To prepare for a goals conversation, having seen your performance over time, forecast where your performance should be at the end of this year if all things stay the same. Specifically, call out things out of your control and explain how they affect the metrics. Also, specify the key factors that, if they change, will have big effects on the metrics.
As mentioned above, the key factors in revenue generation may be media mix, platform selection and overall budget. To draw a clear distinction between your performance and insufficient spend, set clear expectations with your manager. Explain that if budgets drop significantly, it might look like your performance has declined, even though it’s not entirely your fault.
Finally, it’s time to compare notes with your manager. They may give you targets for next year, like a 2.5x ROAS. The most important question to ask whenever you’re presented with a number like this is: How did you calculate that number? The answer to that question is critical.
If the number resulted from a deep analysis of expected budgets, market forecasts, anticipated staffing and more, this is great. It means a lot of time was devoted to coming up with a fair expectation of your performance. However, in my experience, this is rare.
Instead, it’s often either your manager thinks you should just do better than this year or that finance says this is the target for the numbers to work out in the finance office. Both are fair ways to run a business, but may not be fair ways to assess your performance. If you’re in this scenario, you need to look at the feasibility of these targets.

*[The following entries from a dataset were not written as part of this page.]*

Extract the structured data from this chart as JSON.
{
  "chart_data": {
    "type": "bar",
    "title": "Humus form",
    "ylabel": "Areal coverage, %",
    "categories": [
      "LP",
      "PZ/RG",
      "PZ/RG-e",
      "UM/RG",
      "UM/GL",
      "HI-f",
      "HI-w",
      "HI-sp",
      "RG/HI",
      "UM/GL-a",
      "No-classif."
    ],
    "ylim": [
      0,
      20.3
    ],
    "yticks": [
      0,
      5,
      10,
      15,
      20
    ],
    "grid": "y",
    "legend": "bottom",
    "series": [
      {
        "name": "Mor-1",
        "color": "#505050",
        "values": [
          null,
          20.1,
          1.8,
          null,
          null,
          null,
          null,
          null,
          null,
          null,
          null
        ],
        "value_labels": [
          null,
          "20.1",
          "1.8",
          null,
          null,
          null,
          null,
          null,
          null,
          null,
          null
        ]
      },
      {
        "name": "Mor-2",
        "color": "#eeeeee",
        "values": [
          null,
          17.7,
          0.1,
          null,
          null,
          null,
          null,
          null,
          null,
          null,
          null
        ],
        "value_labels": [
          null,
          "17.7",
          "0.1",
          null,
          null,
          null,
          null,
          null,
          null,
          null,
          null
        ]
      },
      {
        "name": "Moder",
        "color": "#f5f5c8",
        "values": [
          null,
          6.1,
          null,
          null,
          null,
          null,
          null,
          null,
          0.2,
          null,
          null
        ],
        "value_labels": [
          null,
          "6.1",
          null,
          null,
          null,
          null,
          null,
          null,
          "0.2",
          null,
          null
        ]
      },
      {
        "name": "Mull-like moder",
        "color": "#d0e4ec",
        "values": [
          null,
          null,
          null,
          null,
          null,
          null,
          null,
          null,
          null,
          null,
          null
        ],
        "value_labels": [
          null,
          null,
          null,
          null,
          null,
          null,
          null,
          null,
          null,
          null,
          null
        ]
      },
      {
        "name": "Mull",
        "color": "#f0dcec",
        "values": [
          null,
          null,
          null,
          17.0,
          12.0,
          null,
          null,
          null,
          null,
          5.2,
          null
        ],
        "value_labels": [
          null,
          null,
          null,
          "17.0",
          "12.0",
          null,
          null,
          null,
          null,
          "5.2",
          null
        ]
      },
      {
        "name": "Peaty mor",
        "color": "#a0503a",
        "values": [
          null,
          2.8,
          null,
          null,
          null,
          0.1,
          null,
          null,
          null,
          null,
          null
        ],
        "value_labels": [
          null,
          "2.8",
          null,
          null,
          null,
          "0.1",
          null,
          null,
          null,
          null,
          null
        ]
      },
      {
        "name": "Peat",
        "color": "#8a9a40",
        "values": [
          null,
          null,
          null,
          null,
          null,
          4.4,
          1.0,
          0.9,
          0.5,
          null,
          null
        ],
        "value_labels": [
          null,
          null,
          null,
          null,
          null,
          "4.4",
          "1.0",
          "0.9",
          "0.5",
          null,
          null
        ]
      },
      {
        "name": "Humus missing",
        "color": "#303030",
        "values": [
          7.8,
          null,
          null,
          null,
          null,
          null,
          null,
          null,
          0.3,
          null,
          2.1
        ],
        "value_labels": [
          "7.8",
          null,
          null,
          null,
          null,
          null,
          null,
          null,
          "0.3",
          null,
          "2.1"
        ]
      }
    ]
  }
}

For example, a former manager once tasked me with growing my profitable analytics department from 80 analysts to 500 over five years, all while maintaining profitability. During the meeting, I was speechless — I didn’t know how to respond. My mind was going in a million different directions, trying to formulate a coherent response to what was such an outlandish request.
Can the labor market even provide 420 analysts over five years? How would we train them? How would we pay them? Where is all of this revenue going to come from and how could we grow it while focused on growing the team?
In the end, I left the meeting without addressing the task beyond acknowledging it and returned a week later with probably a 40-slide answer to this task. Ultimately, the request wasn’t feasible for anyone in my position — high-performing or otherwise. The question asked in response was, “Well, what would be reasonable?” That’s what you want to get to when aligning with your manager on performance goals.
Performance reviews are tricky to get right, but in the hands of two data-driven professionals, you can set good goals and activate the continuous improvement loop during this key time of year.